What: Paced breathing
How: Focus only on your breath. If your mind wanders, just notice that fact and bring your attention back to your breathing.
- Step 1: Breathe in for 3 counts
- Step 2: Hold breath for 3 counts
- Step 3: Exhale for 6 counts
- Step 4: Repeat 4 times
Why I love this exercise: First, this exercise only requires your breath and, literally, one minute of your time. So, you can practically do this exercise anytime, anywhere, and often. Second, research has shown that paced breathing exercises like this one, which involve exhales that are twice as long as the inhales, help the body switch from the sympathetic nervous system (the body’s stress response or the “flight-or-fight” response) to the parasympathetic nervous system (the body’s relaxation response or “rest-and-digest” response). In other words, after completing this exercise, you’ll be more likely to feel calm and relaxed.

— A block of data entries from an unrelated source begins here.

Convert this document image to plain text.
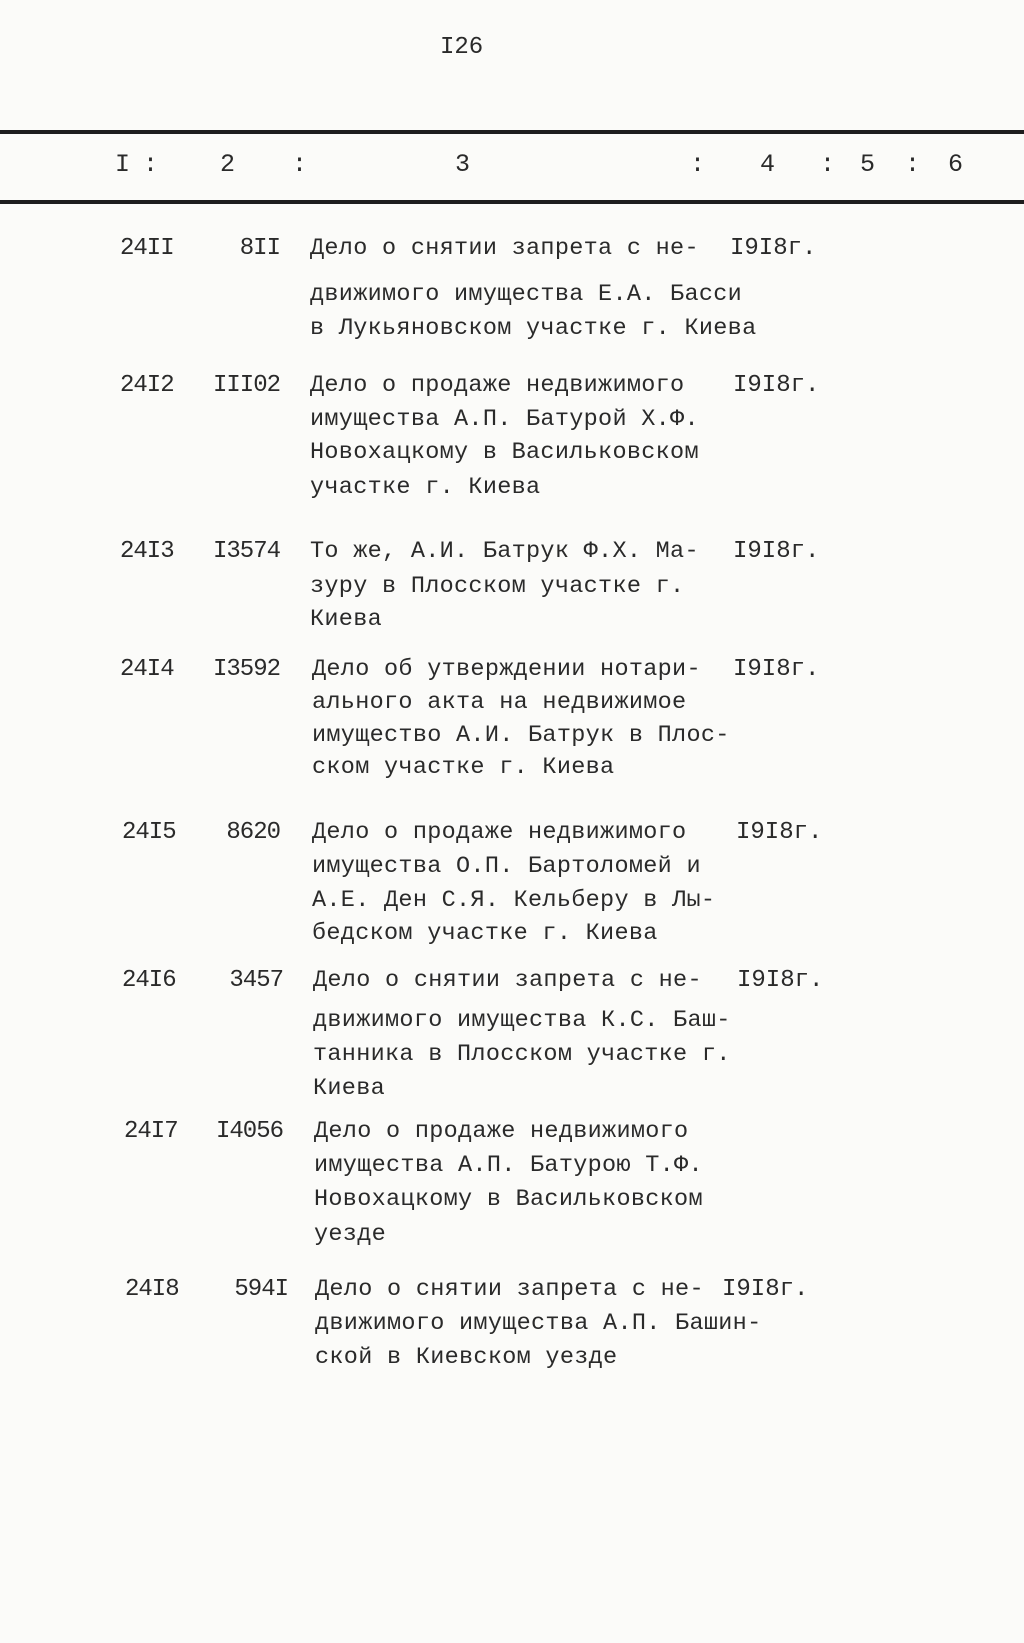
I26
I : 2 :	3	: 4 : 5 : 6
24II	8II Дело о снятии запрета с не-
движимого имущества Е.А. Басси
в Лукьяновском участке г. Киева
I9I8г.
24I2	III02 Дело о продаже недвижимого
имущества А.П. Батурой Х.Ф.
Новохацкому в Васильковском
участке г. Киева
I9I8г.
24I3	I3574 То же, А.И. Батрук Ф.Х. Ма-
зуру в Плосском участке г.
Киева
I9I8г.
24I4	I3592 Дело об утверждении нотари-
ального акта на недвижимое
имущество А.И. Батрук в Плос-
ском участке г. Киева
I9I8г.
24I5	8620 Дело о продаже недвижимого
имущества О.П. Бартоломей и
А.Е. Ден С.Я. Кельберу в Лы-
бедском участке г. Киева
I9I8г.
24I6	3457 Дело о снятии запрета с не-
движимого имущества К.С. Баш-
танника в Плосском участке г.
Киева
I9I8г.
24I7	I4056 Дело о продаже недвижимого
имущества А.П. Батурою Т.Ф.
Новохацкому в Васильковском
уезде
24I8	594I Дело о снятии запрета с не-
движимого имущества А.П. Башин-
ской в Киевском уезде
I9I8г.
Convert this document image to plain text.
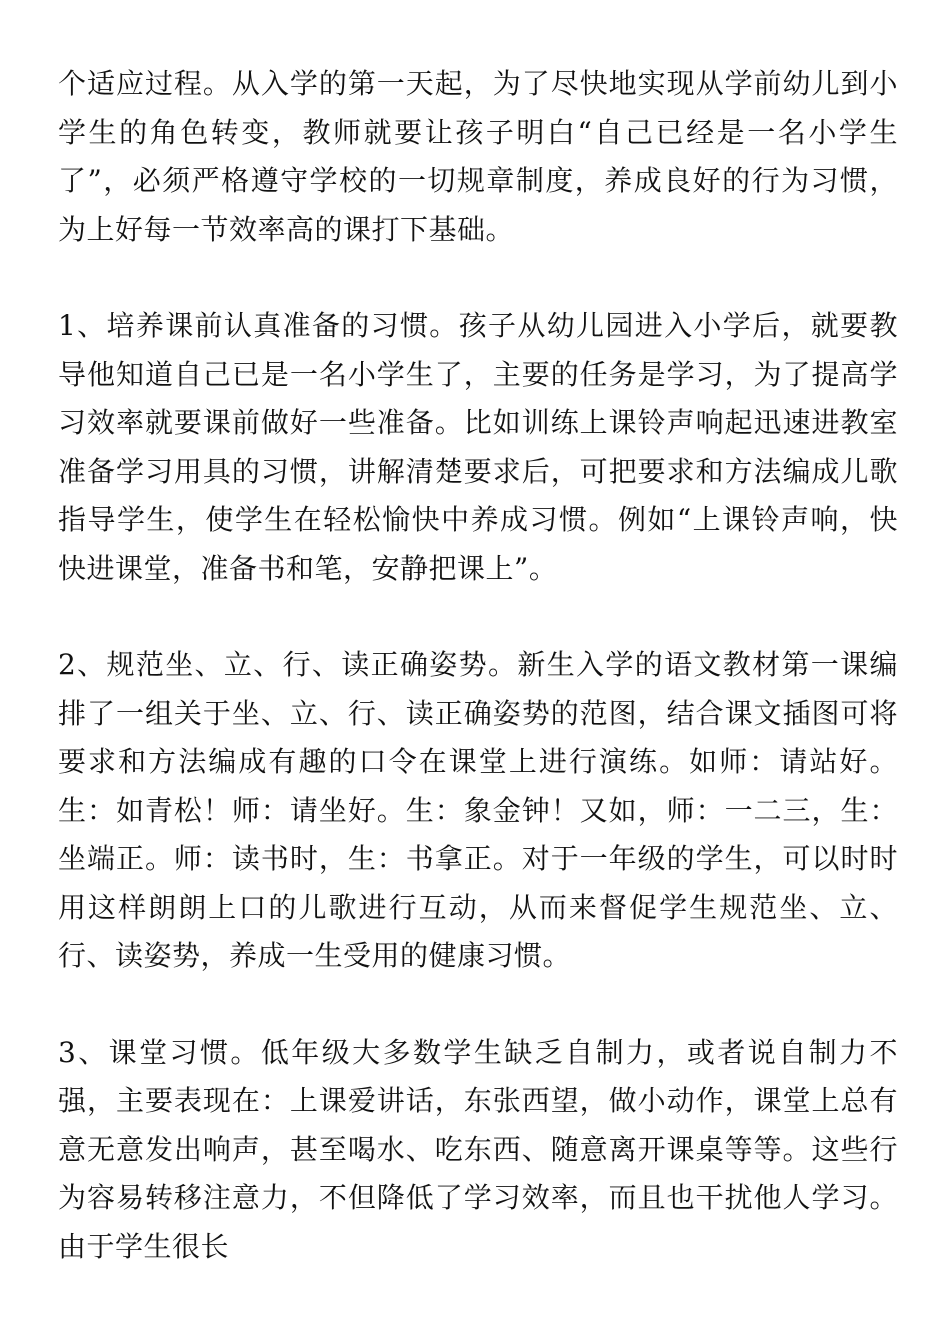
个适应过程。从入学的第一天起，为了尽快地实现从学前幼儿到小学生的角色转变，教师就要让孩子明白“自己已经是一名小学生了”，必须严格遵守学校的一切规章制度，养成良好的行为习惯，为上好每一节效率高的课打下基础。

1、培养课前认真准备的习惯。孩子从幼儿园进入小学后，就要教导他知道自己已是一名小学生了，主要的任务是学习，为了提高学习效率就要课前做好一些准备。比如训练上课铃声响起迅速进教室准备学习用具的习惯，讲解清楚要求后，可把要求和方法编成儿歌指导学生，使学生在轻松愉快中养成习惯。例如“上课铃声响，快快进课堂，准备书和笔，安静把课上”。

2、规范坐、立、行、读正确姿势。新生入学的语文教材第一课编排了一组关于坐、立、行、读正确姿势的范图，结合课文插图可将要求和方法编成有趣的口令在课堂上进行演练。如师：请站好。生：如青松！师：请坐好。生：象金钟！又如，师：一二三，生：坐端正。师：读书时，生：书拿正。对于一年级的学生，可以时时用这样朗朗上口的儿歌进行互动，从而来督促学生规范坐、立、行、读姿势，养成一生受用的健康习惯。

3、课堂习惯。低年级大多数学生缺乏自制力，或者说自制力不强，主要表现在：上课爱讲话，东张西望，做小动作，课堂上总有意无意发出响声，甚至喝水、吃东西、随意离开课桌等等。这些行为容易转移注意力，不但降低了学习效率，而且也干扰他人学习。由于学生很长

What: "I spy" with your senses
How: Remember the game "I spy with my little eye?" Well, this mindfulness exercise is similar to that. Walk through the following steps using mindfulness observe and describe skills to notice what you are "spying" in your surroundings.
- Step 1: Notice five things you can see.
- Step 2: Notice five things you can hear.
- Step 3: Notice five things you can touch or feel.
Why I love this exercise: Once again, this is a mindfulness exercise that you can practice anytime or anywhere. Also, this is a fun mindfulness exercise you can practice alone or easily include others, which can make practicing mindfulness even more enjoyable!